(a) The equilibrium distribution for the energy density of a massless neutrino takes the form

$$\epsilon=\frac{4 \pi c}{h^{3}} \int_{0}^{\infty} \frac{p^{3} d p}{\exp (p c / k T)+1} .$$

Show that this can be expressed in the form $\epsilon=\alpha T^{4}$, where the constant $\alpha$ need not be evaluated explicitly.

(b) In the early universe, the entropy density $s$ at a temperature $T$ is $s=$ $(8 \sigma / 3 c) \mathcal{N}_{S} T^{3}$ where $\mathcal{N}_{S}$ is the total effective spin degrees of freedom.

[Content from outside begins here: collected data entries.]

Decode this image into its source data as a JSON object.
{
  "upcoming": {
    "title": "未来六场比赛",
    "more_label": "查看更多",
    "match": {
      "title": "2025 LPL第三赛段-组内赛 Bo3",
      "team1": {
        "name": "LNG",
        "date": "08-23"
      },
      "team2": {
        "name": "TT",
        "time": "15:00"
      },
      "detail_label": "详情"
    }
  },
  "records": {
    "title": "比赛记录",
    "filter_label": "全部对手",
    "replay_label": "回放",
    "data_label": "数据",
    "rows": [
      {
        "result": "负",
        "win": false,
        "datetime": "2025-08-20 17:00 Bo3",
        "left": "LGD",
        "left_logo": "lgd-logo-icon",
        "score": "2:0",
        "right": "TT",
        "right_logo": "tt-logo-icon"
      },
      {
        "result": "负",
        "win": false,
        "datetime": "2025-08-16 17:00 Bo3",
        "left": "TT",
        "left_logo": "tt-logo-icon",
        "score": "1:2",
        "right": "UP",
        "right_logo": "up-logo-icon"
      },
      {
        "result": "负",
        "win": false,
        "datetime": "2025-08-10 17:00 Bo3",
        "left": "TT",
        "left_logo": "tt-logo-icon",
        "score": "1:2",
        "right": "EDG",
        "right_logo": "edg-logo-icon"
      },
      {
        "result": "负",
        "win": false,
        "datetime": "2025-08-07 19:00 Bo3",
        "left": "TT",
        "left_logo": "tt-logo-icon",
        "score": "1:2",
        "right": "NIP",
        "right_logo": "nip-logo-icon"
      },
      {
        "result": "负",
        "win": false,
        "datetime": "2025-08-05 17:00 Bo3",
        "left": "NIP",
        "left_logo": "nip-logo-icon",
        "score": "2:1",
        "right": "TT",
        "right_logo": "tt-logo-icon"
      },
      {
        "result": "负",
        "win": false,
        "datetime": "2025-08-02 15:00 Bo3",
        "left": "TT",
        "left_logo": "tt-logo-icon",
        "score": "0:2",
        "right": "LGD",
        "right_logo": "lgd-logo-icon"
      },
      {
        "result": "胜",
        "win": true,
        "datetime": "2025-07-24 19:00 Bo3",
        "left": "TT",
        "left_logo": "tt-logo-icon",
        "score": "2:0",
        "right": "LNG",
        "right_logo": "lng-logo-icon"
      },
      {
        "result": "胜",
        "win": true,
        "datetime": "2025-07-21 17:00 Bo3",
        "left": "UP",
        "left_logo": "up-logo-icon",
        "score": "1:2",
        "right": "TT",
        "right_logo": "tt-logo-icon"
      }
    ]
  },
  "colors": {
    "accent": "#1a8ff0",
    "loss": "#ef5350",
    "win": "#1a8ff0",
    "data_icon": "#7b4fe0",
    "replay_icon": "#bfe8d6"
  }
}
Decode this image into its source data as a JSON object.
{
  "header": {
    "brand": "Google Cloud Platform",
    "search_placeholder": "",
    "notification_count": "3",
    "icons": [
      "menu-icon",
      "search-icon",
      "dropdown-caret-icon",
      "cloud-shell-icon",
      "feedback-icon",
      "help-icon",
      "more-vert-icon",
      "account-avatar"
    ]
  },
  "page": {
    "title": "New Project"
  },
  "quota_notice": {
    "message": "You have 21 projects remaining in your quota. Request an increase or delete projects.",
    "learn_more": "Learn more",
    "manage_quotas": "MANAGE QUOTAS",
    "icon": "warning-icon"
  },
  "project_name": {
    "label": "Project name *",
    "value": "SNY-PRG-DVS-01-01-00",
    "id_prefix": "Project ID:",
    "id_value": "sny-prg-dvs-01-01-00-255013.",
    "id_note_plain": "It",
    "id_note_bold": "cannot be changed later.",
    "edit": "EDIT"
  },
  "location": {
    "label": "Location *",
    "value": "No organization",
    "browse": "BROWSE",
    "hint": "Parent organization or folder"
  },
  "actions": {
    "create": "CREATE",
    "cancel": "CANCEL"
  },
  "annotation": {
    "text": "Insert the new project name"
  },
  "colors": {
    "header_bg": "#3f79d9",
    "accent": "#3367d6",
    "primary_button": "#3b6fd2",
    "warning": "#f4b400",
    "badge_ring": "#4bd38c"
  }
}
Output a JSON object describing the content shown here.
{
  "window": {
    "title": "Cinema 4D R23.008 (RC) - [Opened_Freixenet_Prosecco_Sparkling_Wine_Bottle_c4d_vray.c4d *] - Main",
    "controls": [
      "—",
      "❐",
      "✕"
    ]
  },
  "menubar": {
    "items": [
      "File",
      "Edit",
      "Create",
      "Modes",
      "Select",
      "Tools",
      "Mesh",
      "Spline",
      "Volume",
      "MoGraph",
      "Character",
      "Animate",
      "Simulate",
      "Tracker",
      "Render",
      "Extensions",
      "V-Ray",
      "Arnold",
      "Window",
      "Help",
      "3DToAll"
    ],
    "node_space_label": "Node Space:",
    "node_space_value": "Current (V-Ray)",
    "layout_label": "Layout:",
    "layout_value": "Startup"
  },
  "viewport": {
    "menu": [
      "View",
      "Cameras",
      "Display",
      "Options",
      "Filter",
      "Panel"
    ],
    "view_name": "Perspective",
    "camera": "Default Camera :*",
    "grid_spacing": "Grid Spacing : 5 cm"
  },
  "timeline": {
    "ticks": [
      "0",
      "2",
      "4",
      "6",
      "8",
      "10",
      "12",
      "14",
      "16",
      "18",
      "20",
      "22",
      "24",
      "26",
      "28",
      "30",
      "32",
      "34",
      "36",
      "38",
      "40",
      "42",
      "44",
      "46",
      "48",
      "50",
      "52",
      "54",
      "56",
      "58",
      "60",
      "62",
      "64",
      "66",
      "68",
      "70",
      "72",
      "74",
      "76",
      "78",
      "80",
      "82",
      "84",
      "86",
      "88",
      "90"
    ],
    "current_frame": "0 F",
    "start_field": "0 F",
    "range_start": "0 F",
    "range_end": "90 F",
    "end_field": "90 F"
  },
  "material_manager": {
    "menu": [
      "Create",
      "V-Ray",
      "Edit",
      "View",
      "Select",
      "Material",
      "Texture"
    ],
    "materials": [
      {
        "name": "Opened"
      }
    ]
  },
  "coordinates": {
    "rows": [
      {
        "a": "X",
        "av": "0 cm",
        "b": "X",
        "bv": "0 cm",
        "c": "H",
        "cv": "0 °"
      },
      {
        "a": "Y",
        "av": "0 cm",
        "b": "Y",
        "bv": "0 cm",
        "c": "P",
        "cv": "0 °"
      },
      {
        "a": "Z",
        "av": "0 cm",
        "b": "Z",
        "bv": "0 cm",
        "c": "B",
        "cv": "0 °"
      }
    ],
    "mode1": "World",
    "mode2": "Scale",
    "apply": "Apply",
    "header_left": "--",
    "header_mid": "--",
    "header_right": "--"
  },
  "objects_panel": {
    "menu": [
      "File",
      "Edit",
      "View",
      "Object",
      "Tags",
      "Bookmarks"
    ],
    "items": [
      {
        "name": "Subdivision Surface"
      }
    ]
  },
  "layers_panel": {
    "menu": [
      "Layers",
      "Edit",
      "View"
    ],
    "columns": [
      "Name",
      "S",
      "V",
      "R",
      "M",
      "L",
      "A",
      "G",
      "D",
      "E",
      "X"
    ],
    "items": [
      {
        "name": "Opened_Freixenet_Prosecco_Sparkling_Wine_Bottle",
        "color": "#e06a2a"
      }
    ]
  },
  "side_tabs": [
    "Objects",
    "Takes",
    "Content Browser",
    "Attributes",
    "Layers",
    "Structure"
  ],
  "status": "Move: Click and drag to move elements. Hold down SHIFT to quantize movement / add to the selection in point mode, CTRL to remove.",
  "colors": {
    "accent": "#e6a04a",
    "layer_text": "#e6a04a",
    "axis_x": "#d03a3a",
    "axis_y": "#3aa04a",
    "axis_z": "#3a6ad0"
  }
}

Briefly explain why $\mathcal{N}_{S}=\mathcal{N}_{*}+\mathcal{N}_{S D}$, each term of which consists of two separate components as follows: the contribution from each massless species in equilibrium $\left(T_{i}=T\right)$ is

$$\mathcal{N}_{*}=\sum_{\text {bosons }} g_{i}+\frac{7}{8} \sum_{\text {fermions }} g_{i}$$

and a similar sum for massless species which have decoupled,

$$\mathcal{N}_{S D}=\sum_{\text {bosons }} g_{i}\left(\frac{T_{i}}{T}\right)^{3}+\frac{7}{8} \sum_{\text {fermions }} g_{i}\left(\frac{T_{i}}{T}\right)^{3}$$

where in each case $g_{i}$ is the degeneracy and $T_{i}$ is the temperature of the species $i$.

The three species of neutrinos and antineutrinos decouple from equilibrium at a temperature $T \approx 1 \mathrm{MeV}$, after which positrons and electrons annihilate at $T \approx 0.5 \mathrm{MeV}$, leaving photons in equilibrium with a small excess population of electrons. Using entropy considerations, explain why the ratio of the neutrino and photon temperatures today is given by

$$\frac{T_{\nu}}{T_{\gamma}}=\left(\frac{4}{11}\right)^{1 / 3}$$